Earlier this week, Intel announced Arc, the branding for the new gaming GPUs that will face off with Nvidia’s GeForce and AMD’s Radeon cards when they launch early in 2022. Today, Intel provided a few additional details on Arc, its underlying Xe-HPG architecture, its graphics drivers, and the “XeSS” upscaling technology that will work with both Intel’s GPUs as well as GPUs from Nvidia and AMD.
The HPG in Xe-HPG stands for “high-performance gaming,” and it builds on the Xe-LP (“low-power”) graphics tech included in Intel’s 11th-generation Tiger Lake laptop processors and the low-end DG1 dedicated GPU. At a high-level, Xe-HPG will support all of the features in DirectX 12 Ultimate, just like Nvidia’s RTX 2000- and 3000-series GPUs and AMD’s RDNA2-based Radeon RX 6000-series cards. This includes, most notably, support for hardware-accelerated ray tracing, variable rate shading, and mesh shaders.
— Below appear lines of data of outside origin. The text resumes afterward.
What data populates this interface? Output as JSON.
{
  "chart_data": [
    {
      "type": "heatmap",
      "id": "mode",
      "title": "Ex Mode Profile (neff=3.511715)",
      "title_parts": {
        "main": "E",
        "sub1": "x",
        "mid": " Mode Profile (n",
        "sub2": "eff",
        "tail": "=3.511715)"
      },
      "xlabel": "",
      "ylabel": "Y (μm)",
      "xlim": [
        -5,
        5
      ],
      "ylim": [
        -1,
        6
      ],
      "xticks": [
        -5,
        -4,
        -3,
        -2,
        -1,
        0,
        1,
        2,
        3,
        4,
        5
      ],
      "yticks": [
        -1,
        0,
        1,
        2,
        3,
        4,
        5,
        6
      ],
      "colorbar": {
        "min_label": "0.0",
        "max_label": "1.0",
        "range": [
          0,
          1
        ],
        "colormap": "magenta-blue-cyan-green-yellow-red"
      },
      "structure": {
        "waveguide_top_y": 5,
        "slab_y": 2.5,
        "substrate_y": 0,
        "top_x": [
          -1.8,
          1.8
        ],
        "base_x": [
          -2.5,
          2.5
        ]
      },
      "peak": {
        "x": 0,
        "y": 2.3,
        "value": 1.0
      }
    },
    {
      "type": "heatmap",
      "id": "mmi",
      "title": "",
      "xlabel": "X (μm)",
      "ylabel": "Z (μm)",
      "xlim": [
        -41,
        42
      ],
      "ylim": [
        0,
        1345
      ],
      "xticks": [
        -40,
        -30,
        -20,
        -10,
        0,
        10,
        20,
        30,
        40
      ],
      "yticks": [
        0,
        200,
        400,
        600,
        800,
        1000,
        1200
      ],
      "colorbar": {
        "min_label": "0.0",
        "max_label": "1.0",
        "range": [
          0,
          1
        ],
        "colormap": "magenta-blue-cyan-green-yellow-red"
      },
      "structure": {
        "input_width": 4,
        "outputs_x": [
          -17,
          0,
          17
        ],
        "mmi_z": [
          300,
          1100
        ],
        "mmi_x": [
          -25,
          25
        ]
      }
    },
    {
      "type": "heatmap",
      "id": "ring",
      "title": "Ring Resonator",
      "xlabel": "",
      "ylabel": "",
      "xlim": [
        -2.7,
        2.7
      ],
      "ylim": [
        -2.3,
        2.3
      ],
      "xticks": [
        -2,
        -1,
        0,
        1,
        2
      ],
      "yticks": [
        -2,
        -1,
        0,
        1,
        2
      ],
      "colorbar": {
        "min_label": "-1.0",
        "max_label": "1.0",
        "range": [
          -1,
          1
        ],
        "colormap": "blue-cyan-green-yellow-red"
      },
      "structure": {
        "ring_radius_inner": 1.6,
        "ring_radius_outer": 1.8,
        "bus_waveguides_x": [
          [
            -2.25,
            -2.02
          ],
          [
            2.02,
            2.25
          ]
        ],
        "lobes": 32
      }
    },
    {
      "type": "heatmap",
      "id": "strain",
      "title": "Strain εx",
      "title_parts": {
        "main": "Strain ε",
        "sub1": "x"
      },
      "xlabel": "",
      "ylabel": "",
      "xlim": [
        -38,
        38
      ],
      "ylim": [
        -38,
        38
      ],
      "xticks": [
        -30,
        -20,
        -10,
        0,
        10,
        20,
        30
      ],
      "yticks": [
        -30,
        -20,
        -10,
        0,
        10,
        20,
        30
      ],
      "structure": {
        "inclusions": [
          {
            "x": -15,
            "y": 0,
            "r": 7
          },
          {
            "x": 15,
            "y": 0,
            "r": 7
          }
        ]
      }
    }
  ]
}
Intel is replacing the “EU” as its base GPU hardware measurement with the “Xe-core,” a mix of 16 vector engines, 16 matrix engines, some cache, and a few other elements. [credit:
Since at least 2006, Intel has talked about its GPU hardware in terms of “execution units,” or EUs. The company is doing away with that terminology for Xe-HPG, replacing it instead with the concept of the “Xe-core.” Each Xe-core is composed of 16 vector engines and 16 matrix (or XMX) engines, as well as L1 cache and some other hardware. Four Xe-cores combine with ray-tracing units and other fixed-function hardware to form a “render slice,” which is the bare minimum any Xe-HPG GPU will need to function (along with L2 cache and a memory interface).